Si une si petite frange de non-vaccinés peut causer autant de dégâts à l'hôpital, c'est parce que celui-ci est déjà exsangue, assure le médecin Jérôme Marty lors des "Grandes Gueules" de RMC.

Dès mercredi, l'obligation vaccinale pour les soignants entre en vigueur dans tous les hôpitaux de France. Et elle pose déjà des problèmes. A l'hôpital de Montélimar, la minorité de soignants non-vaccinés conduit à des perturbations et des opérations doivent déjà être déprogrammées.

La très grande majorité des personnels est pourtant vaccinée. Au 7 septembre, selon Santé Publique France, 88,1% d'entre eux avaient reçu une injection et 84,1% disposaient d'un schéma vaccinal complet.

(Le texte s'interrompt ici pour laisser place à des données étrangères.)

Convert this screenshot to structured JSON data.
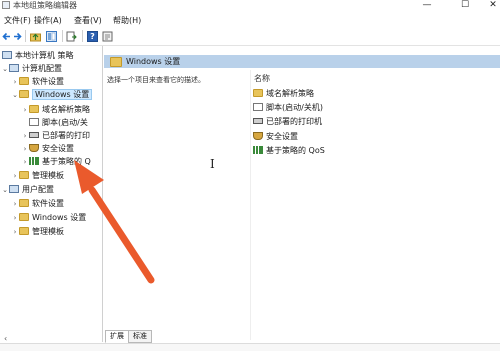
{
  "window": {
    "title": "本地组策略编辑器",
    "controls": [
      "—",
      "☐",
      "✕"
    ]
  },
  "menu": [
    "文件(F)",
    "操作(A)",
    "查看(V)",
    "帮助(H)"
  ],
  "toolbar": {
    "icons": [
      "back-icon",
      "forward-icon",
      "up-folder-icon",
      "show-hide-tree-icon",
      "export-list-icon",
      "help-icon",
      "properties-icon"
    ]
  },
  "tree": {
    "root": "本地计算机 策略",
    "computer_config": "计算机配置",
    "software_settings": "软件设置",
    "windows_settings": "Windows 设置",
    "dns_policy": "域名解析策略",
    "scripts": "脚本(启动/关",
    "deployed_printers": "已部署的打印",
    "security_settings": "安全设置",
    "qos_policy": "基于策略的 Q",
    "admin_templates": "管理模板",
    "user_config": "用户配置",
    "user_software_settings": "软件设置",
    "user_windows_settings": "Windows 设置",
    "user_admin_templates": "管理模板"
  },
  "pane": {
    "header": "Windows 设置",
    "description": "选择一个项目来查看它的描述。",
    "column_name": "名称",
    "items": [
      {
        "label": "域名解析策略",
        "icon": "folder-icon"
      },
      {
        "label": "脚本(启动/关机)",
        "icon": "script-icon"
      },
      {
        "label": "已部署的打印机",
        "icon": "printer-icon"
      },
      {
        "label": "安全设置",
        "icon": "security-icon"
      },
      {
        "label": "基于策略的 QoS",
        "icon": "qos-chart-icon"
      }
    ]
  },
  "tabs": [
    "扩展",
    "标准"
  ],
  "colors": {
    "pane_header_bg": "#b9d1ea",
    "selection_bg": "#cde8ff",
    "folder": "#e8c45a",
    "arrow": "#ea5a2c"
  }
}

Des chiffres que dément le médecin des "Grandes Gueules", Jérôme Marty réfute: "Il y a quelques soignants qui vont nous dire demain, s’ils sont vaccinés ou pas. Comme on est sur une frange qui est faible, entre 1 et 3% de salariés qui ne sont pas vaccinés, il manque toujours deux salariés sur lesquelles on n’a pas la réponse", explique-t-il sur RMC ce mardi.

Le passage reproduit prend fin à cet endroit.